I don’t know if I have a boyfriend.
But we are ridiculous.
Seriously, you’d be sick seeing us interact with each other.
All the romantic goodness going on between us (mostly on his end).
I am terrified.
I avoid labeling whatever the fuck it is we are doing because it will freak me the fuck out.
As it is, I’m looking for ANY indication that things aren’t right between us.
Any little sign of conflict or a red flag.
He has given me NOTHING!!
He’s ever the thoughtful, sweet, generous, romantic gentleman.
He says things like, “My function is to please you” and “As you wish”
He doesn’t say it ironically either.
He’s dead serious.
It’s like I have a harem of one.
I don’t know how I feel.
I know when I’m not with him, I’m fine.
I don’t pine over him, I don’t really miss him too much, I might think about him once in a while, but I don’t feel like I’m going to burst if I don’t see him.
I rather enjoy my alone time apart from him.
But then when we are together…it’s like being under a spell.
Almost like we were lovers in another life, who’s reincarnations are drawn together without knowing why.
I feel myself slipping into a serious relationship with him, as though it’s against my will.
A magnetic pull I can’t resist.
There are times when we are talking, when I find myself getting restless.
I’ll feel the urge to end it, pack up and leave before it gets too out of hand.
I entertain these thoughts in my head until he kisses me and then it all fades away.
We can’t have sex but we have been plenty intimate.
Our foreplay lasts for hours.
I have small hickies in various places on my body that he left.
I joked that he was marking me so that no one else would touch me.
He smiled and said that wasn’t true, but he wouldn’t mind if I didn’t ever sleep with another person again.
It’s so intense when we are together.
Sometimes I have a hard time looking into his eyes because I can read his emotions through them.
His emotions tell me he loves me, incredibly, head over heels, till death, if I let him.
We were in the movie theater on Friday and I was joking about him being immortal (don’t ask, I forget the context).
He laughed and said, “You have no idea.”
Then he leaned over and whispered in my ear, “That’s why I can love you forever.”

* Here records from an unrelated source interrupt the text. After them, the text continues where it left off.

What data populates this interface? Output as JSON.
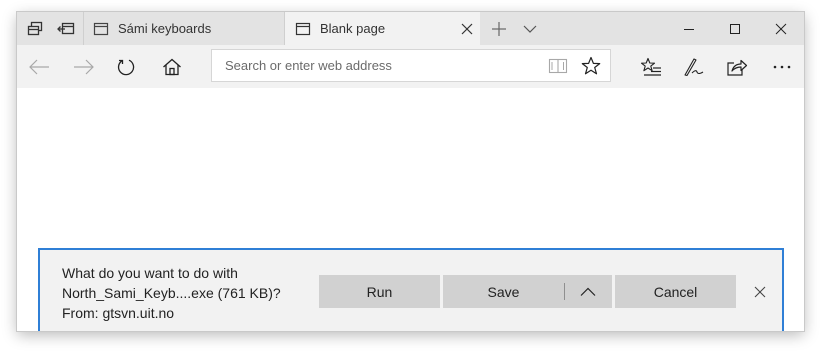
{
  "tabs": [
    {
      "label": "Sámi keyboards",
      "active": false
    },
    {
      "label": "Blank page",
      "active": true
    }
  ],
  "addressbar": {
    "placeholder": "Search or enter web address",
    "value": ""
  },
  "download": {
    "line1": "What do you want to do with",
    "line2": "North_Sami_Keyb....exe (761 KB)?",
    "line3": "From: gtsvn.uit.no",
    "run_label": "Run",
    "save_label": "Save",
    "cancel_label": "Cancel"
  },
  "colors": {
    "accent": "#2f7fd6",
    "tabstrip": "#e3e3e3",
    "toolbar": "#f2f2f2",
    "button": "#d1d1d1"
  },
  "icons": {
    "tab_strip": [
      "tab-preview-icon",
      "set-aside-tabs-icon"
    ],
    "toolbar": [
      "back-arrow-icon",
      "forward-arrow-icon",
      "refresh-icon",
      "home-icon",
      "reading-view-icon",
      "favorite-star-icon",
      "favorites-hub-icon",
      "web-note-icon",
      "share-icon",
      "more-icon"
    ],
    "window": [
      "minimize-icon",
      "maximize-icon",
      "close-icon"
    ]
  }
}
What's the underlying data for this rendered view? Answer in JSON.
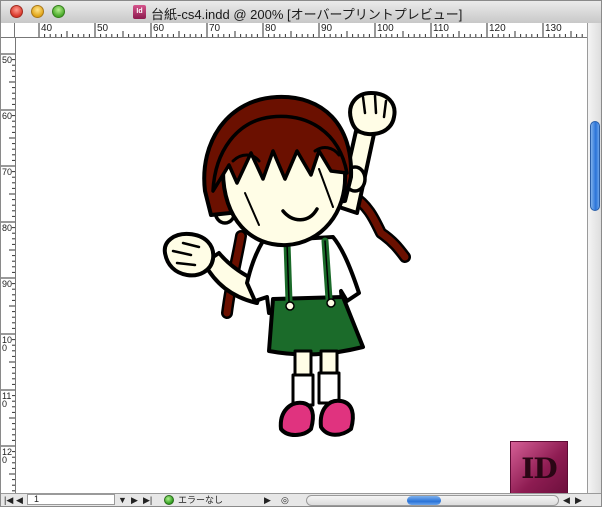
{
  "window": {
    "title": "台紙-cs4.indd @ 200% [オーバープリントプレビュー]"
  },
  "rulers": {
    "top": [
      "40",
      "50",
      "60",
      "70",
      "80",
      "90",
      "100",
      "110",
      "120",
      "130"
    ],
    "left": [
      "50",
      "60",
      "70",
      "80",
      "90",
      "100",
      "110",
      "120"
    ]
  },
  "document": {
    "logo_text": "ID"
  },
  "statusbar": {
    "page": "1",
    "preflight": "エラーなし"
  },
  "icons": [
    "close-icon",
    "minimize-icon",
    "zoom-icon",
    "document-icon",
    "status-ok-icon",
    "arrow-left-icon",
    "arrow-right-icon",
    "arrow-down-icon",
    "preflight-menu-icon"
  ]
}
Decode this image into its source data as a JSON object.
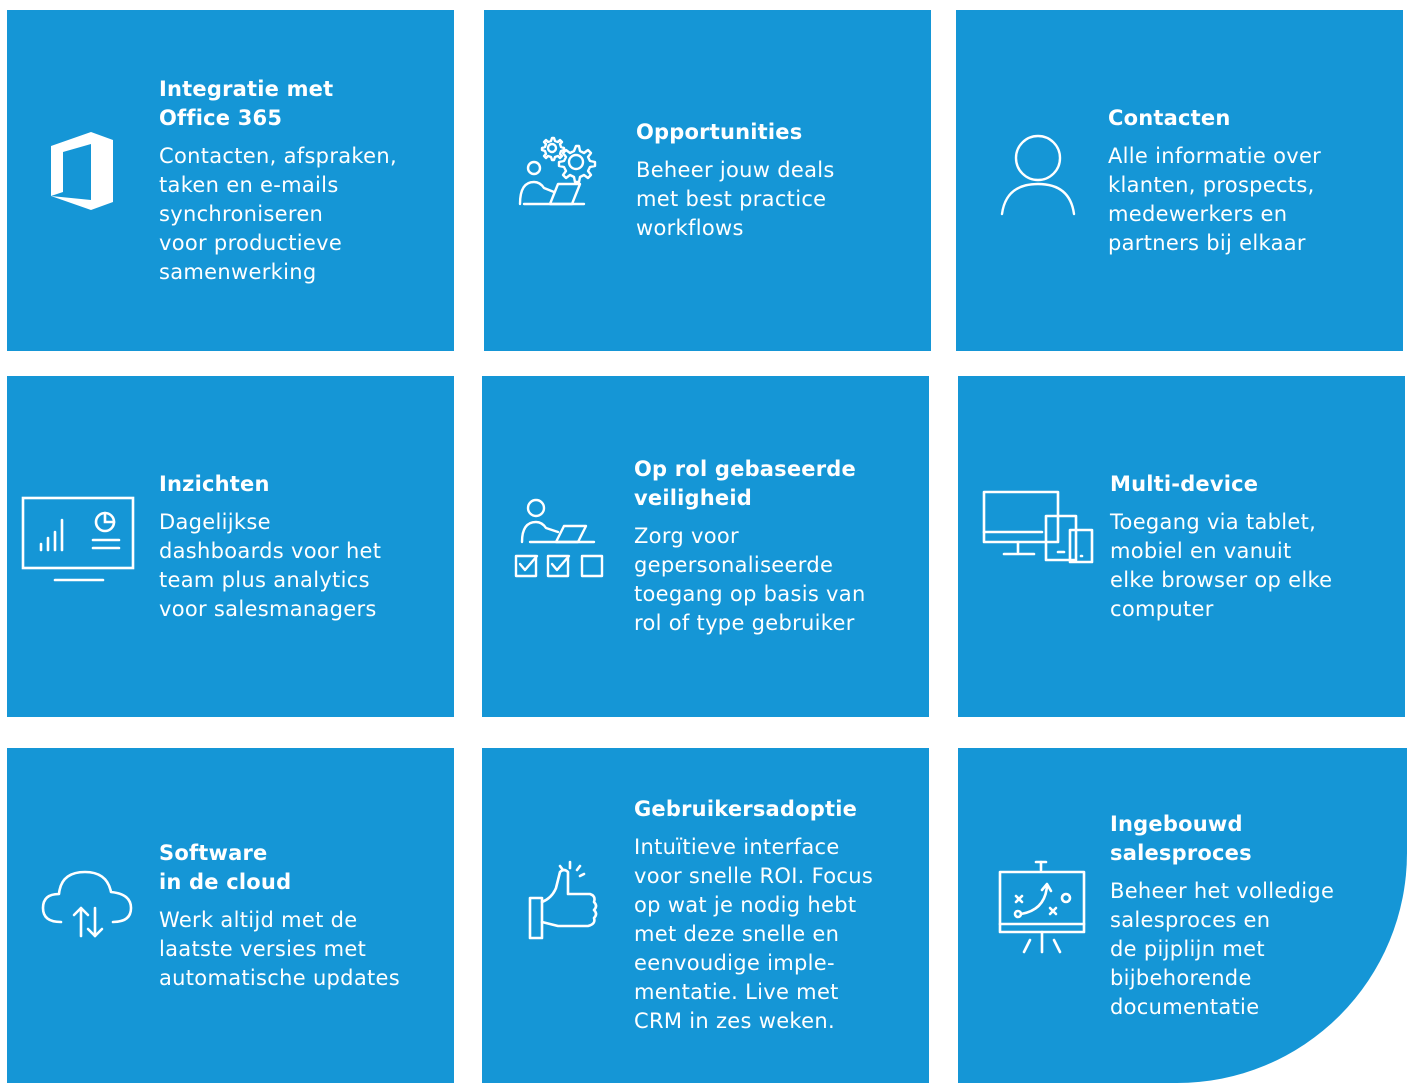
{
  "tiles": [
    {
      "title": "Integratie met\nOffice 365",
      "description": "Contacten, afspraken,\ntaken en e-mails\nsynchroniseren\nvoor productieve\nsamenwerking",
      "icon": "office-365-icon"
    },
    {
      "title": "Opportunities",
      "description": "Beheer jouw deals\nmet best practice\nworkflows",
      "icon": "person-gears-icon"
    },
    {
      "title": "Contacten",
      "description": "Alle informatie over\nklanten, prospects,\nmedewerkers en\npartners bij elkaar",
      "icon": "user-icon"
    },
    {
      "title": "Inzichten",
      "description": "Dagelijkse\ndashboards voor het\nteam plus analytics\nvoor salesmanagers",
      "icon": "dashboard-monitor-icon"
    },
    {
      "title": "Op rol gebaseerde\nveiligheid",
      "description": "Zorg voor\ngepersonaliseerde\ntoegang op basis van\nrol of type gebruiker",
      "icon": "person-checkboxes-icon"
    },
    {
      "title": "Multi-device",
      "description": "Toegang via tablet,\nmobiel en vanuit\nelke browser op elke\ncomputer",
      "icon": "devices-icon"
    },
    {
      "title": "Software\nin de cloud",
      "description": "Werk altijd met de\nlaatste versies met\nautomatische updates",
      "icon": "cloud-sync-icon"
    },
    {
      "title": "Gebruikersadoptie",
      "description": "Intuïtieve interface\nvoor snelle ROI. Focus\nop wat je nodig hebt\nmet deze snelle en\neenvoudige imple-\nmentatie. Live met\nCRM in zes weken.",
      "icon": "thumbs-up-icon"
    },
    {
      "title": "Ingebouwd\nsalesproces",
      "description": "Beheer het volledige\nsalesproces en\nde pijplijn met\nbijbehorende\ndocumentatie",
      "icon": "strategy-board-icon"
    }
  ],
  "colors": {
    "tile": "#1596d6",
    "text": "#ffffff"
  }
}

Did your heart just drop to the floor, fluttering all the way down, when you read that?
Because that’s what my heart does when he says shit like that.

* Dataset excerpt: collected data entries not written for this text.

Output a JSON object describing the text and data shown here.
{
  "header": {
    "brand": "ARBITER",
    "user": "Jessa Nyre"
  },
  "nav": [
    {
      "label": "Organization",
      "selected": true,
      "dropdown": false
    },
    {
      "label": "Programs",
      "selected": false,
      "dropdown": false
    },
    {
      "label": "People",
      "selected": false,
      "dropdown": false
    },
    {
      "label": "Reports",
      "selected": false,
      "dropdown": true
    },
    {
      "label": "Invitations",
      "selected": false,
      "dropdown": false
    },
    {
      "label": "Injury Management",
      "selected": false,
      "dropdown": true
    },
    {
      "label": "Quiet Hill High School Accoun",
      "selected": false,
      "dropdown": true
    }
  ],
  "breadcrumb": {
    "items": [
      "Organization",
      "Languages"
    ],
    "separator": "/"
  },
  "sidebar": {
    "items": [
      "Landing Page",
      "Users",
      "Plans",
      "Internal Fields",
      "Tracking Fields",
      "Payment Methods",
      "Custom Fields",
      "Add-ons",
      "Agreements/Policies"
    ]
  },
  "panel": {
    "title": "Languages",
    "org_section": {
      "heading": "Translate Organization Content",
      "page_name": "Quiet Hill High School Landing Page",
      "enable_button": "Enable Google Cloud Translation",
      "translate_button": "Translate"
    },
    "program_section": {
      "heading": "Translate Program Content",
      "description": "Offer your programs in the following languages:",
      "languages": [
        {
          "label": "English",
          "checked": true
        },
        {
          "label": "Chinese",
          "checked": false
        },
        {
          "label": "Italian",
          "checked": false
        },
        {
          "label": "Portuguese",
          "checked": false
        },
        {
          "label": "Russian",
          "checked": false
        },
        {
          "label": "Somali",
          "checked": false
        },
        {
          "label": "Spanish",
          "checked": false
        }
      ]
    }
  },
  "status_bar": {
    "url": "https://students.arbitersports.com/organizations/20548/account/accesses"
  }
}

This is probably the most healthy romantic, intimate relationship I’ve ever had.
I just can’t help thinking, “Too much, too soon. Too much, too soon.”
I’m like a freaking deer in the headlights.

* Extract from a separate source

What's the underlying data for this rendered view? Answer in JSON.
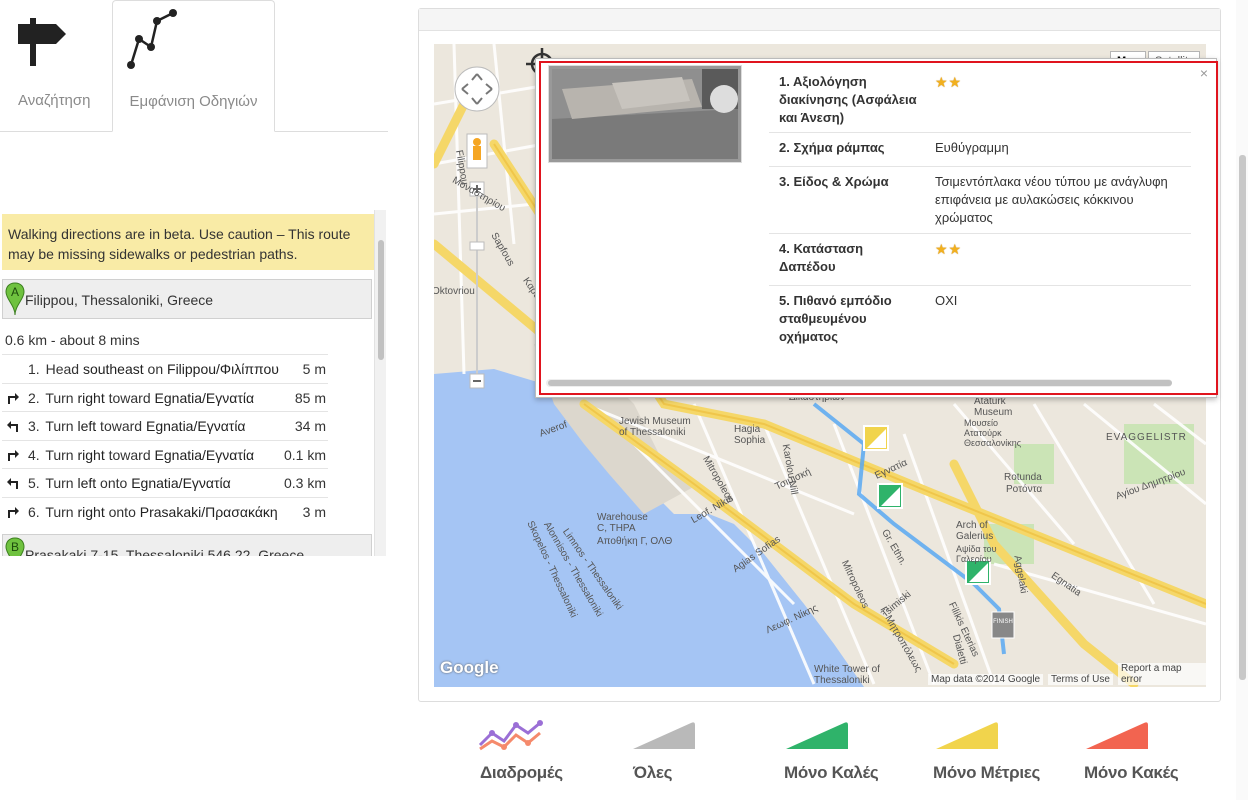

He is super aware of how I feel because he has not pushed having “the talk” about what type of relationship we are in.
We are exclusive and say we love each other.
You can come up with the label.
I might have a panic attack if I say or acknowledge it.
The next few months are trigger months for me.
I feel myself grazing through melancholy, remembering the events of last year.
Remembering those I have lost.
April is the domino that tipped off the others.
May is the 2nd year anniversary of my ex’s uncle’s murder, which I still suffer trauma from when I get triggered.
It also reminds me of my ex, who I have been having dreams about.
May is also when I “met” a certain someone who would become a significant figure in my life, more than I ever would have imagined.
June is when I fell in love with that someone, against my better judgement.
July is when that someone broke my heart.
These next few months are going to be a little rough.
I know I have to tell Mr. Artist when I’m triggered and why I’m feeling sad.
He is so understanding and patient with me.
It really makes it hard to push him away, as much as I want to.
I still don’t understand why I want to push him away.
Maybe I’m still waiting.
Waiting for the love I lost to return.
As it is, I feel like I’m trying to love two men at once.
Because as much as I try to let the ghost go, he still has a huge chunk of my heart.
It’s not fair to Mr. Artist.
I’m tired of trying to resist him.
But I also feel like he isn’t who I want.
Is it horrible that I’m just enjoying having a man who loves and adores me and treats me incredibly well, in my life?
I care for him, I really do.
I love him, to a degree.
But I’m so hesitant.
I don’t want to go all in.
But I might be anyway.
Just like how one drowns in quicksand.